Há olhares que curam. Um gesto de atenção, um cumprimento, um “bom dia” dito com sinceridade pode ser o primeiro passo para reconstruir pontes. E quando esse olhar vem acompanhado de escuta, de presença, de disponibilidade, então, já não é só um olhar, é um ato político e afetivo.

Sempre se pode trabalhar o poder do olhar, na escola, na rua, nos serviços públicos. Podemos sempre tentar devolver visibilidade a quem foi apagado.

Às vezes, tudo começa com um olhar que diz: “Eu vejo-te.”

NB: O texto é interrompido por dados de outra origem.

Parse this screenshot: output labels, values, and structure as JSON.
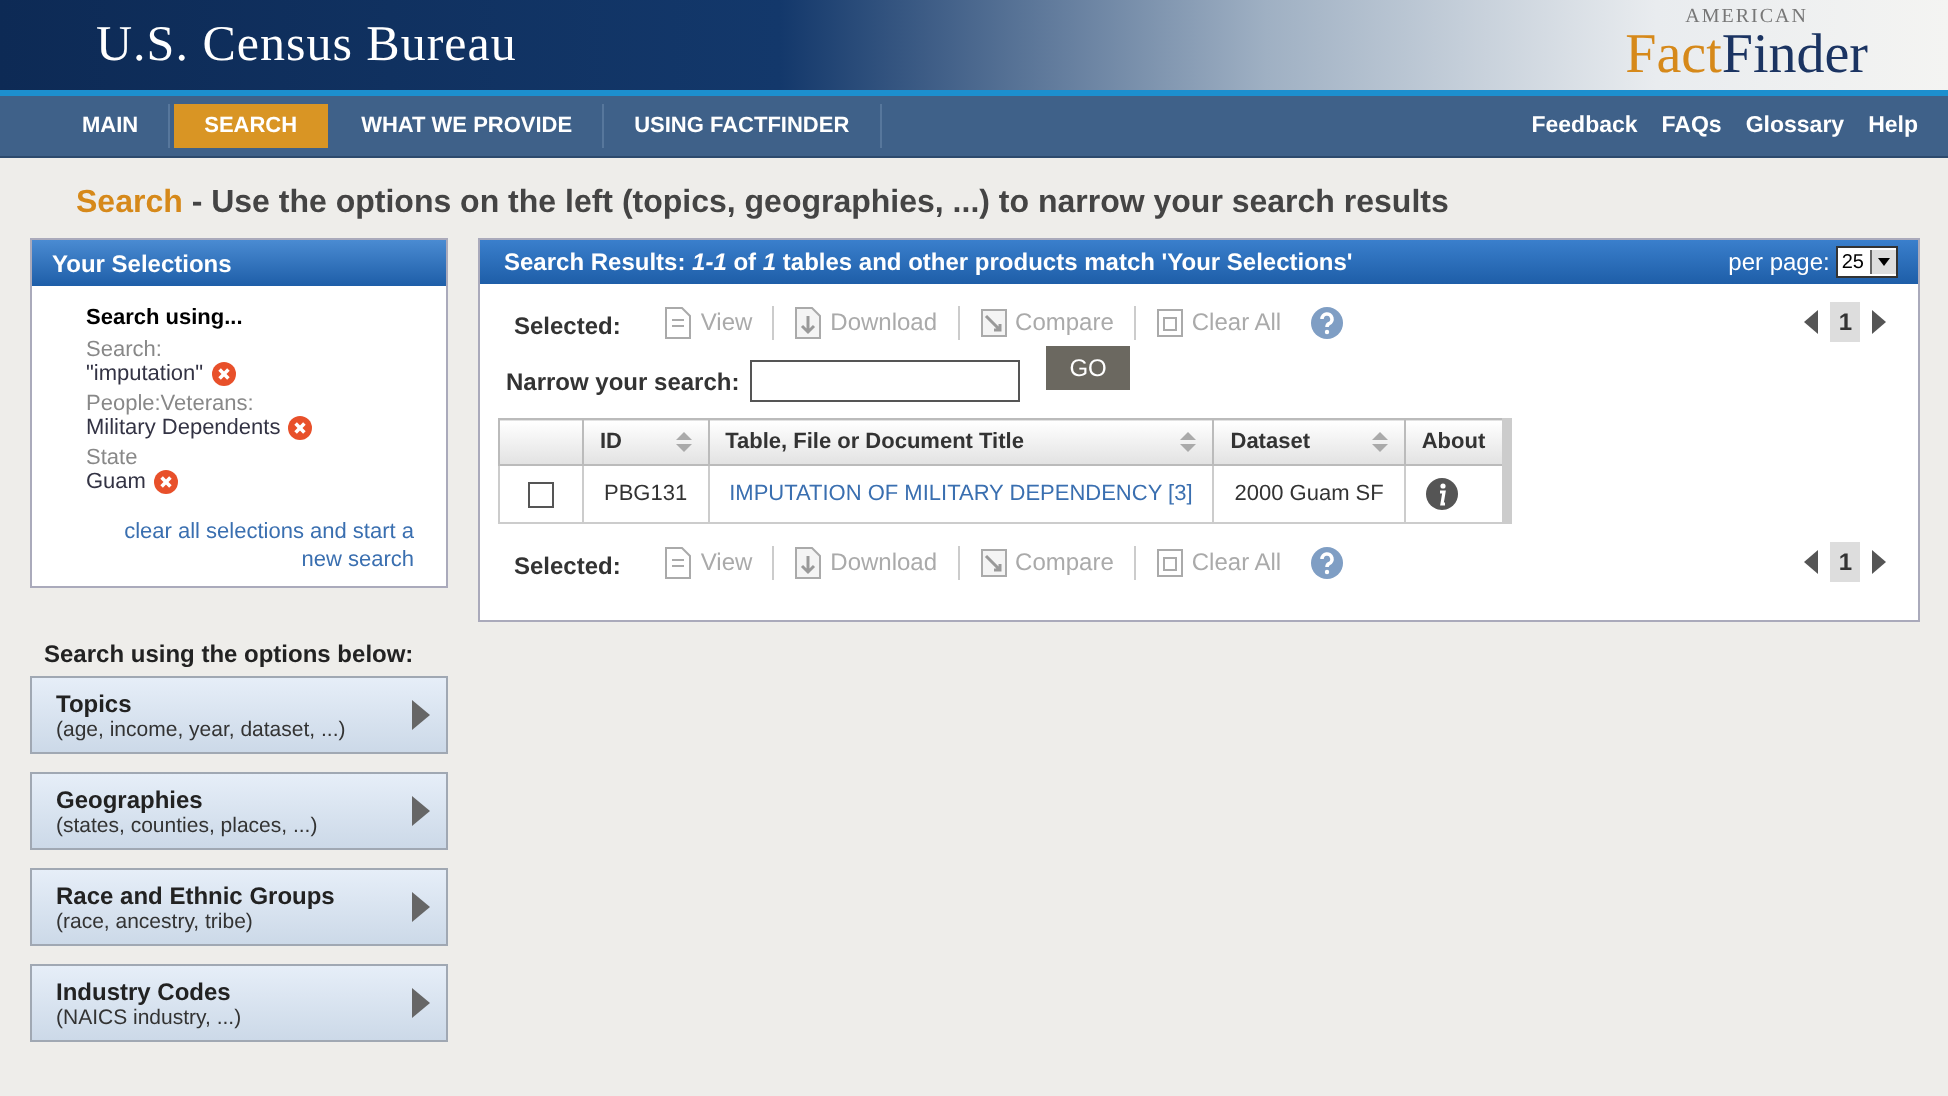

Outro ponto, que quase nunca é discutido é que a aporofobia não destrói apenas quem é alvo, mas também quem a sente. O olhar de rejeição, quando repetido, pode corroer a própria humanidade de quem o lança.
O sentimento de aversão aos pobres pode gerar desconforto moral, tensão entre valores éticos (como compaixão e justiça) e atitudes excludentes podem gerar culpa, ansiedade ou racionalizações defensivas. Ao negar a empatia, o indivíduo fecha-se ao vínculo humano e isso empobrece a sua capacidade de sentir, de se conectar, de crescer. A prática constante de rejeição pode levar à indiferença generalizada, tornando o sujeito menos sensível não só à pobreza, mas a qualquer forma de sofrimento.
Estou convicto de que muitos dos que rejeitam os pobres o fazem por medo inconsciente de se tornarem pobres, e esse medo, não enfrentado, pode gerar comportamentos obsessivos, consumismo compulsivo ou rigidez ideológica.
No fundo, o olhar que rejeita o outro está muitas vezes a rejeitar algo dentro de si, a fragilidade, a vulnerabilidade, a possibilidade de queda. E isso pode ser devastador, porque impede o sujeito de se reconciliar com a sua própria condição humana.
Assim sendo, se o nosso olhar nos transforma, talvez valha a pena pensar em como podemos transformá-lo.
Talvez curar o modo como olhamos tenha o efeito de curar o modo como vivemos.